A few days ago many of us watched the presidential debate. In my opinion it was a grandstanding, sound bite, mud slinging and reality TV display.
There was a strong component of rudeness, pettiness and ignorance. The debate included ample negativity. It left many feeling like voting, not for their favorite candidate, but the candidate that turned their stomach the least.
I wish to clear the confusing political fog by providing you with a crystal clear rationale for making your choice.
For Trump followers he appears to be an ideal candidate based on his business experience and leadership skills. If elected, I predict Trump will bring a certain respectability and confidence to men throughout this great country. Once I discovered a new positive leadership quality only possessed by Donald Trump, I immediately felt compelled to bring it to your attention.
If elected, Mr. Trump, for the first time in tonsorial history, will have the power to lead our country and other NATO nations towards embracing the comb-over hairstyle, the bun, and dreadlocks, bringing all three dapper looks to a never before achieved height of popularity.
There you have it; Donald Trump for president.
Hillary Clinton running as the Democratic presidential candidate is next. If I may say so myself, my astute political analysis leads me to conclude that the most solid reason to vote for Hillary Clinton is her obvious power, influence and global impact in the US and around the world.
I am not talking about her having formerly served eight years as our First Lady with President Bill Clinton & Gennifer Flowers in the White House. Nor am I referring to her service as United States Secretary of State. Senator from New York? No, that’s not it. How about her efforts to establish a national health care plan? As Trump would say, “Wrong, wrong, wrong.” Then there is her ground-breaking headline-garnering foray into the high-tech world of secret emailing. “Wrong, wrong, wrong.”
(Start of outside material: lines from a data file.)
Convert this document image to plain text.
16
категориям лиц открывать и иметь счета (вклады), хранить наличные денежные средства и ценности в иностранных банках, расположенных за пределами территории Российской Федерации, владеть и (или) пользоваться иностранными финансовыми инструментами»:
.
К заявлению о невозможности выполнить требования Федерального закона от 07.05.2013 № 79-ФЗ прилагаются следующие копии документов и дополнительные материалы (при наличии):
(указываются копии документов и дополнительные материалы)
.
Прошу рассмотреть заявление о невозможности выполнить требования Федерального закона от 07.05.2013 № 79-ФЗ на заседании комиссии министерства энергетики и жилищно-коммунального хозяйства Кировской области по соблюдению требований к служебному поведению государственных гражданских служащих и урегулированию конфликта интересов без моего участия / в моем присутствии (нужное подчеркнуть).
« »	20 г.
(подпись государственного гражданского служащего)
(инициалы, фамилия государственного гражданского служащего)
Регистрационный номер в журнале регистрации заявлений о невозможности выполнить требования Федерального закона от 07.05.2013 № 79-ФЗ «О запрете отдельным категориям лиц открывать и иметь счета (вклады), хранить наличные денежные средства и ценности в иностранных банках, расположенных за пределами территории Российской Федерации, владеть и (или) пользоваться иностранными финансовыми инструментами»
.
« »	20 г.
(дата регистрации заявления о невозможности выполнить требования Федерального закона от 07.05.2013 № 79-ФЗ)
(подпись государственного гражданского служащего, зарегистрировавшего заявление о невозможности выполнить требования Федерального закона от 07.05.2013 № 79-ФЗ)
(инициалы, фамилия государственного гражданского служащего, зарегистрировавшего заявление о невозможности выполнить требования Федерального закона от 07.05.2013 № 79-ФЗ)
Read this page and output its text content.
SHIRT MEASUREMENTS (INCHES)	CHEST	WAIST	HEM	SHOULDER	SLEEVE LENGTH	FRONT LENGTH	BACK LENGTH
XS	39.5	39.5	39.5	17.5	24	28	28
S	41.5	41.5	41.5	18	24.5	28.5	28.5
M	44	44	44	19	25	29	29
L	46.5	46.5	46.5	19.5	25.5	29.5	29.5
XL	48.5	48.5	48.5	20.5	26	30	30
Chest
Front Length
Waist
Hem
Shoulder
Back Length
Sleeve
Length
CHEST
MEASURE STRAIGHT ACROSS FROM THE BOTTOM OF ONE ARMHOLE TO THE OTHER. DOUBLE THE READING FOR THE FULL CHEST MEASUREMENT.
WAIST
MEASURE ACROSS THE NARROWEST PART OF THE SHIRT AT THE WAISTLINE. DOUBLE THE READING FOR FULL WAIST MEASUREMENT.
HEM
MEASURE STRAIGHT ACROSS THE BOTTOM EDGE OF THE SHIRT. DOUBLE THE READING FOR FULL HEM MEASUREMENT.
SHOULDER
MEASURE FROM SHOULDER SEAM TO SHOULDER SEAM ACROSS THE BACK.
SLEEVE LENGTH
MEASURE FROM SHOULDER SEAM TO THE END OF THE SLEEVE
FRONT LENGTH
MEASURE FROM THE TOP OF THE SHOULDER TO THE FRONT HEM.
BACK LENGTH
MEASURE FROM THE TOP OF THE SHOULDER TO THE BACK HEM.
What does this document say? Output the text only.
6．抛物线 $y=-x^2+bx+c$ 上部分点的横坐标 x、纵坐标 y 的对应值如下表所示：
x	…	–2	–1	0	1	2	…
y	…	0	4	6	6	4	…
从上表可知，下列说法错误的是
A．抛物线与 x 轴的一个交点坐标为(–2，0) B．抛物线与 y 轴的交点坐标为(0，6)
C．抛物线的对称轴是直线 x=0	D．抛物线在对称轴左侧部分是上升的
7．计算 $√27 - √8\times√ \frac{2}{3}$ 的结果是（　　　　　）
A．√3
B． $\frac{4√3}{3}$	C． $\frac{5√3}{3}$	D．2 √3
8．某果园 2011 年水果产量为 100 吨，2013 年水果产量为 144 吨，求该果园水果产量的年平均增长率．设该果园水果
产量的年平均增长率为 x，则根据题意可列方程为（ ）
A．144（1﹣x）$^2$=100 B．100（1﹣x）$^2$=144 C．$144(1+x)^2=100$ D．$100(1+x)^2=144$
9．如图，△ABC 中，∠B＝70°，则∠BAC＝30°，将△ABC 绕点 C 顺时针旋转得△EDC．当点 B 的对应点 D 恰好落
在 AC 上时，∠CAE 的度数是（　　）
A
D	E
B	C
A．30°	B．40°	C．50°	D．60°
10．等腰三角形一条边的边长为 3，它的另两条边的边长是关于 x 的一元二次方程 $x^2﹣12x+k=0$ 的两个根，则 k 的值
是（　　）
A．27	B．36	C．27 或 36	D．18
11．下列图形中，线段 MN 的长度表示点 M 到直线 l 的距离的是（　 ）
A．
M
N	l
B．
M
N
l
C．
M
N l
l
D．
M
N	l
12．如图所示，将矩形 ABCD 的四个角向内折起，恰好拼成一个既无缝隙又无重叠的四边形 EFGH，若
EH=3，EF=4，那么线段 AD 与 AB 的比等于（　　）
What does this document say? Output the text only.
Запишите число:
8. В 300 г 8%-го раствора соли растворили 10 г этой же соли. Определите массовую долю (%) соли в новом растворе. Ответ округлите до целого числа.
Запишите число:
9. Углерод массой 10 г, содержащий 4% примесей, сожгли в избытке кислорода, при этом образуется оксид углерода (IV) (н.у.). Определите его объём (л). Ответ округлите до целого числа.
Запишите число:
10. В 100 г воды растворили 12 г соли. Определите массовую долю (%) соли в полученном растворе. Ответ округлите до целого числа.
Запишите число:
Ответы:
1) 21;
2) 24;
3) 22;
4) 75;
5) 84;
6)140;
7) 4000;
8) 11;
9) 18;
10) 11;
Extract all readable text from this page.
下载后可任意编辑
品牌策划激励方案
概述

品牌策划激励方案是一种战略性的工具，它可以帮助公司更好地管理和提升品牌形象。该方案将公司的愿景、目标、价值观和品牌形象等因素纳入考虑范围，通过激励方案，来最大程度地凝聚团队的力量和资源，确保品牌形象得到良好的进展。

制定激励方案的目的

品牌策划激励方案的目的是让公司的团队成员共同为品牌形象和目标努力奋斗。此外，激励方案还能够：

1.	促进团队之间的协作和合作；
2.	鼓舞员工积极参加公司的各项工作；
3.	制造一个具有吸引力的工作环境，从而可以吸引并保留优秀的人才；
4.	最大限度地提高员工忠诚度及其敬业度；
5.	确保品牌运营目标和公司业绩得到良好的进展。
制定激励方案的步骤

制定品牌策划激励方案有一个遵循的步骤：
What I am talking about is Hillary Clinton’s proven leadership style as demonstrated by her single-handed revival of a woman’s 1920s masculine clothing innovation. Hillary Clinton continues to shore up the popularity of the pantsuit.
Donald Trump is well known for wearing his blood-red power tie. Clinton out-powers Trump and blasts him off the debate stage with her all red power pantsuit.
Everyone is feeling heightened frustration as we approach our presidential election. It is my sincere hope that my behind the scenes, never talked about candidate qualifications will help calm your nerves, reduce frustration and aid you in casting your vote for president.
On November 8, 2016, if you cannot decide on Trump or Clinton, consider capitalizing on your write-in candidate privilege by voting Joseph Boyle for President***.
***Write-in candidate qualifications: Joseph Boyle is currently not under investigation, has never faced federal prison time, has never declared bankruptcy and to date, has not involved himself with any eternal triangle mistress-wife problems. Additionally, write-in candidate Joseph Boyle does not wear red power ties, nor does he wear red pantsuits. Candidate Boyle served as a patrol boy in grade school and was the president of his college business fraternity with the gavel to prove it.
Greg Horn says
I’ve been thinking my vote would go to the least bad candidate.
As Harry Truman used to say, neither of them are worth a warm bucket if spit. Well, he didn’t really say spit, that’s just what the press reported because they couldn’t report what he really said.
Just when I was thinking there wasn’t a person running for president that was deserving of my vote, you come along. Who will your VP be? Joe, you’ve got my vote!
Jim H. says
You should add to your qualifications the fact that a Pierce County official declared you to be a national and international asset to mankind. You have my support.